The thing is that we have an SRX4100 were we see traffic drops during every commit. Even the easiest commits triggers the issue, ie. a change of description in a interface name. We observe that during the commits, the nsd process is very eager and consumes almost 100% CPU during a short periode of time. This timespan matches the timespan were we see packet drops.
There are several things that we have observed:
- This issue is only seen on our SRX4100s configured with MNHA. We have several SRX4100s set up in chassis cluster without the issue.
- The SRX has almost 1000 policy rules, but we've removed all of them and this does not seem to solve anything. Also this is way below the number of rules that the SRX4100 is capable of.

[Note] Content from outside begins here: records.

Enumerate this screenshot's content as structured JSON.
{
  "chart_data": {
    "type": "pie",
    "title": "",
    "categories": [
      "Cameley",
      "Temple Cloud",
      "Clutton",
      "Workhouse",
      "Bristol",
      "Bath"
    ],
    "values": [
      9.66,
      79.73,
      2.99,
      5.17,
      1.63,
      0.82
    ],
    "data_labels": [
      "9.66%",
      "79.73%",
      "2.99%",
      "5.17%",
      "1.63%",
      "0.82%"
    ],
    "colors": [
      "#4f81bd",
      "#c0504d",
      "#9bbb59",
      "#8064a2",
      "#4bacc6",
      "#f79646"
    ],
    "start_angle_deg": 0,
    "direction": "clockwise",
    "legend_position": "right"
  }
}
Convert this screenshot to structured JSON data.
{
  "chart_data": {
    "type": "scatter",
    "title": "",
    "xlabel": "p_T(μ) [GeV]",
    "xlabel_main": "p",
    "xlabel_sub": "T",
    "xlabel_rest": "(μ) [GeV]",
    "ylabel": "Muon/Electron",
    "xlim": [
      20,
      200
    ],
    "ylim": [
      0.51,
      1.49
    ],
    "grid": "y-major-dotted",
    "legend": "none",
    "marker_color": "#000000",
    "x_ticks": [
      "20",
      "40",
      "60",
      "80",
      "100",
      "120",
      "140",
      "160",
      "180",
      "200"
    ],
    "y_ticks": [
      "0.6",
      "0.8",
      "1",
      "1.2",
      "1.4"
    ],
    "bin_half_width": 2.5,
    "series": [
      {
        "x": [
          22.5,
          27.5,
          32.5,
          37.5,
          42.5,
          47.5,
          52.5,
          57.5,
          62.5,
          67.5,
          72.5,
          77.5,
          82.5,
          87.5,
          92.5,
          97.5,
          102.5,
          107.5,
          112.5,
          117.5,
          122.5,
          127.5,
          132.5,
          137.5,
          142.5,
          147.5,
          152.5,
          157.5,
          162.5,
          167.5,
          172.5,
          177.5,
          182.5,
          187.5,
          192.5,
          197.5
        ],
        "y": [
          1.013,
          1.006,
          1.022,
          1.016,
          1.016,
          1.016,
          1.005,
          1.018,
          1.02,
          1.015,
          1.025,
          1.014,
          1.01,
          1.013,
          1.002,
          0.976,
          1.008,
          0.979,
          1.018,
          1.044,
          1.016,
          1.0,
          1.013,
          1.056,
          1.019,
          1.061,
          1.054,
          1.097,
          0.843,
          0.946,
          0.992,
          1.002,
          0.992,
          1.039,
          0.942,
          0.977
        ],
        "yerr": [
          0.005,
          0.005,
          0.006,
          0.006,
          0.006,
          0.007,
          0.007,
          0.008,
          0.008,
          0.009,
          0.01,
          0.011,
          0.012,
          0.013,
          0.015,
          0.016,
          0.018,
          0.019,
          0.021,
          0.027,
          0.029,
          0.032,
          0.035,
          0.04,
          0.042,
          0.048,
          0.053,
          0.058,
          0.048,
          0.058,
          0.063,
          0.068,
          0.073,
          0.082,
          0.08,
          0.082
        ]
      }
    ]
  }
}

- We've removed several DNS-name address book entries that didn't resolve to anything, but this did not help.
- We've tried to remove all SRG1+ except one, to see if that helped. But no fix.
- This is not load related because this SRX has been taken out of the production network and does not currently handle any traffic.
We have seen this PR related to nsd, but it is fixed in 23.4R2-S4 and this is the same version as we are currently running. Also our problem does not match the triggers in the PR.
I understand that this is hard for any of you to find out what might be the cause, but I am interested to hear if anyone has seen similar issues and most of all if anyone has any pointers to how we can get this temporarily fixed until a fixed software version arrives.
------------------------------
Best regards
Vidar Stokke
------------------------------